Moorer has certainly led a life. There were stints on the road singing backup with her sister as a teenager, years touring the U.S. and Europe for Moorer’s own recordings, a divorce and subsequent second marriage to roots iconoclast Steve Earle. They divide their off-the-road time between a home outside Nashville and an apartment in Manhattan.
“My husband says I’m one of the most feminine creatures on the planet. But he’s also made me more fearless in terms of my art . . . made me really commit to it in a way that might’ve seemed selfish to me before.

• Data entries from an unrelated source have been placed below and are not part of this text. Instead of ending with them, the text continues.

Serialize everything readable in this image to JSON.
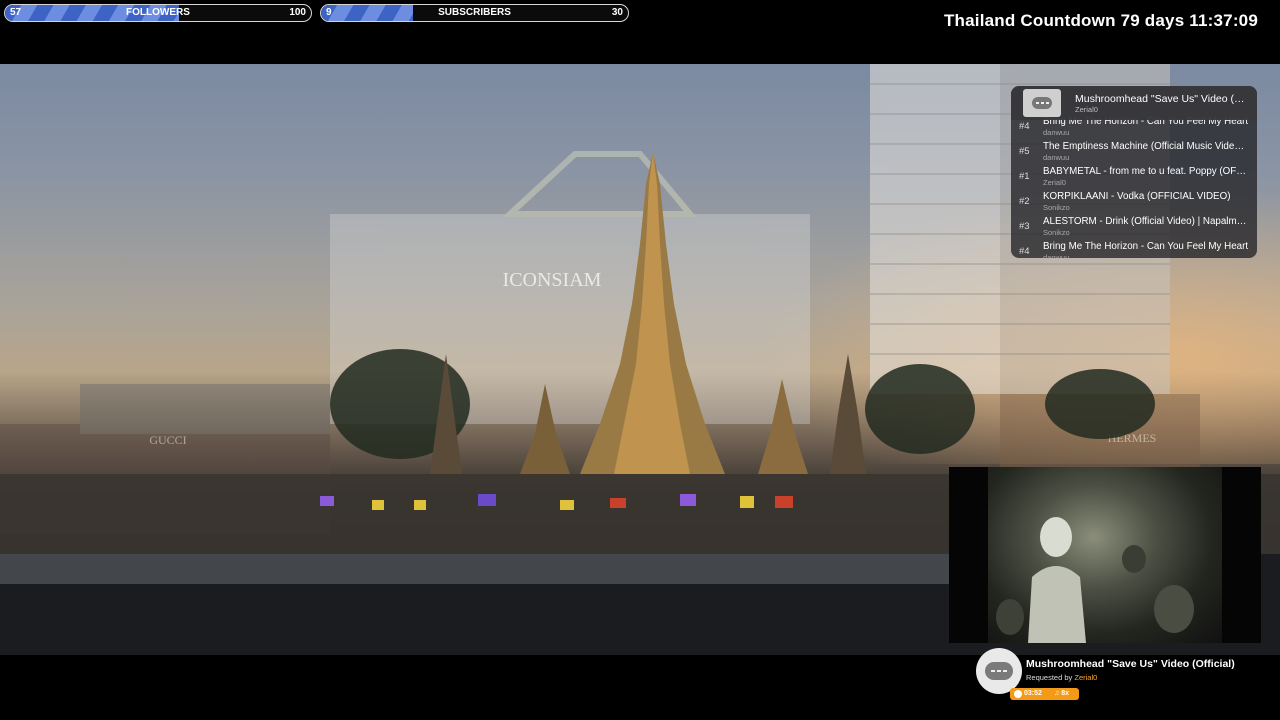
{
  "goals": {
    "followers": {
      "current": "57",
      "name": "FOLLOWERS",
      "target": "100",
      "progress": 0.57
    },
    "subscribers": {
      "current": "9",
      "name": "SUBSCRIBERS",
      "target": "30",
      "progress": 0.3
    }
  },
  "countdown": {
    "text": "Thailand Countdown 79 days 11:37:09"
  },
  "scene": {
    "sign_text": "ICONSIAM",
    "sign2_text": "HERMES",
    "sign3_text": "GUCCI"
  },
  "queue": {
    "now_playing": {
      "title": "Mushroomhead \"Save Us\" Video (Official)",
      "user": "Zerial0"
    },
    "items": [
      {
        "rank": "#4",
        "title": "Bring Me The Horizon - Can You Feel My Heart",
        "user": "danwuu"
      },
      {
        "rank": "#5",
        "title": "The Emptiness Machine (Official Music Video) - Linkin Park",
        "user": "danwuu"
      },
      {
        "rank": "#1",
        "title": "BABYMETAL - from me to u feat. Poppy (OFFICIAL)",
        "user": "Zerial0"
      },
      {
        "rank": "#2",
        "title": "KORPIKLAANI - Vodka (OFFICIAL VIDEO)",
        "user": "Sonikzo"
      },
      {
        "rank": "#3",
        "title": "ALESTORM - Drink (Official Video) | Napalm Records",
        "user": "Sonikzo"
      },
      {
        "rank": "#4",
        "title": "Bring Me The Horizon - Can You Feel My Heart",
        "user": "danwuu"
      }
    ]
  },
  "now_playing": {
    "title": "Mushroomhead \"Save Us\" Video (Official)",
    "requested_label": "Requested by ",
    "requested_by": "Zerial0",
    "duration": "03:52",
    "count": "8x"
  },
  "colors": {
    "accent_orange": "#f59a16",
    "goal_fill": "#3d63c4"
  },
  "icons": {
    "queue_thumb": "chat-bubble-icon",
    "now_playing": "chat-bubble-icon",
    "badge": "music-note-icon"
  }
}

“But it’s empowering: I’m less concerned with what people expect. Because there’s a certain definition” about a woman who makes records, and it’s mostly about the female form. “There’s a [misperception] that you have to fit into what’s hot right now. And I don’t think so . . .
“You know, I’m gonna keep having birthdays and I’m gonna keep making records. I think that’s what emerges: how powerful these women’s voices were and remain. ‘Go, Leave,’for example, devastates me . . . you see such conviction and dignity.

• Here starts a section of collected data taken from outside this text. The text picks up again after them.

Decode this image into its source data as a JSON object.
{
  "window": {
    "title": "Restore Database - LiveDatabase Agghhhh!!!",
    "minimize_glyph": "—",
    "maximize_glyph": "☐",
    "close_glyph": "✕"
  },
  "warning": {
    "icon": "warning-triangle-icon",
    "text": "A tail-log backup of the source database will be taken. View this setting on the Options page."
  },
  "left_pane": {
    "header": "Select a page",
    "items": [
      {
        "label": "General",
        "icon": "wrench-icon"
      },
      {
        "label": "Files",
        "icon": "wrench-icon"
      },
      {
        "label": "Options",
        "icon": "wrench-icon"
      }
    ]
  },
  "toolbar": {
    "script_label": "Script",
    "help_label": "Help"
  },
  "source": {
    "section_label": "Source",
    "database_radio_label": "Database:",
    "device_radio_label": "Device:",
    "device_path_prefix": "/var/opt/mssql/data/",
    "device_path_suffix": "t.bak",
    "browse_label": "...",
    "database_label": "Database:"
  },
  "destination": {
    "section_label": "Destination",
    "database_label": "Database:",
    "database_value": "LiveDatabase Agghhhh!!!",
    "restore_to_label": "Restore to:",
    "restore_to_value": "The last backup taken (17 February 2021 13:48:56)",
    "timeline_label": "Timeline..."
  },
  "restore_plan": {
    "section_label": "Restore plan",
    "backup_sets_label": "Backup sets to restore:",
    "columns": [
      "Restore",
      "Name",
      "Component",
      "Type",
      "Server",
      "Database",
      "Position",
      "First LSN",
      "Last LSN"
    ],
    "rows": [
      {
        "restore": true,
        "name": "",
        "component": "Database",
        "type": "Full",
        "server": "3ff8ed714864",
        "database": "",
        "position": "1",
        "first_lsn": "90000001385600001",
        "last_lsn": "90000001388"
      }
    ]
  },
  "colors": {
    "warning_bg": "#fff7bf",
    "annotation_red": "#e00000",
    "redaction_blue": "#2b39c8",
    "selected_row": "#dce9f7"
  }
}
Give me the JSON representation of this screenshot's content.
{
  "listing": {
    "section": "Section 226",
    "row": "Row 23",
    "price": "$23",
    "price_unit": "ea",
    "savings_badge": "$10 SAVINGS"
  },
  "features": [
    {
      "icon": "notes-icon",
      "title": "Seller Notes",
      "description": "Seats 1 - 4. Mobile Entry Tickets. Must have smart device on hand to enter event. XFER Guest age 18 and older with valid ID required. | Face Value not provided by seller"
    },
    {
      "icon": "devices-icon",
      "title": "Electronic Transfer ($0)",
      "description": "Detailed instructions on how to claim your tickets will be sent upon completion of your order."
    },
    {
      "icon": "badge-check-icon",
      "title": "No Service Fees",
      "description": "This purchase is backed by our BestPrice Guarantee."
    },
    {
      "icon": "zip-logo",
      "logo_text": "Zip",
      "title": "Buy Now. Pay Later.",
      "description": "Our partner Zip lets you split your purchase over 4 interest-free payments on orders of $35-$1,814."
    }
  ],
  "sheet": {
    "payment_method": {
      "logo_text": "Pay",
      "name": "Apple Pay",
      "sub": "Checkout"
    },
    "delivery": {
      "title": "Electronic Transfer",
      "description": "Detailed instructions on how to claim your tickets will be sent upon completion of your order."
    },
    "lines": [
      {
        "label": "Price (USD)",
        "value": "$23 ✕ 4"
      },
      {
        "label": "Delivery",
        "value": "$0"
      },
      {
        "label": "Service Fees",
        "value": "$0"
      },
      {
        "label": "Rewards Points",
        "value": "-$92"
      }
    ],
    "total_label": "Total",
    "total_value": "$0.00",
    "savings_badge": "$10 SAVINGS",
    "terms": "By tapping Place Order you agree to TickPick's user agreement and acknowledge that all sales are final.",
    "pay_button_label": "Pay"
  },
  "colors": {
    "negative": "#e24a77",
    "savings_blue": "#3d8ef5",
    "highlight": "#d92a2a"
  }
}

“That isn’t something you can achieve at just any age.”
Linn recognizes the ambition of Moorer’s project, and also the opportunity of the somewhat idiosyncratic repertoire. “The more obscure it got, the more intriguing it was . . . because people don’t want predictable. If you surprise them, once they pick it up, the more they won’t be able to put it down . . .
“She’s such a captivating artist, and you know that immediately when you hear her or meet her. It’s like meeting the person you’re going to marry: It’s obvious it’s the real deal.”
The real deal has errands to run before heading to Europe for a tour with Earle. Reflectively she sighs, and looks for a way to explain where she is in her life and music, what she’s learned and where she’s going.
She notes that Jessi Colter’s “I’m Looking for Blue Eyes” was “the first song I ever learned to play. My father taught it to me, and it still moves me. That’s what songs are supposed to do -- and there’s so much we couldn’t get on here. No Lucinda [Williams], no Carly Simon or Stevie Nicks, no Billie Holiday, but you get a sense of how deeply women feel. . . .
“I grew a lot, learned a lot about emotions in songs . . . And that’s all you can ask. Look at ‘Daddy, Goodbye Blues’: She’s frustrated, confused, [angry], sad in one song. She really summed up a relationship in a real life way. After that, what else is there?”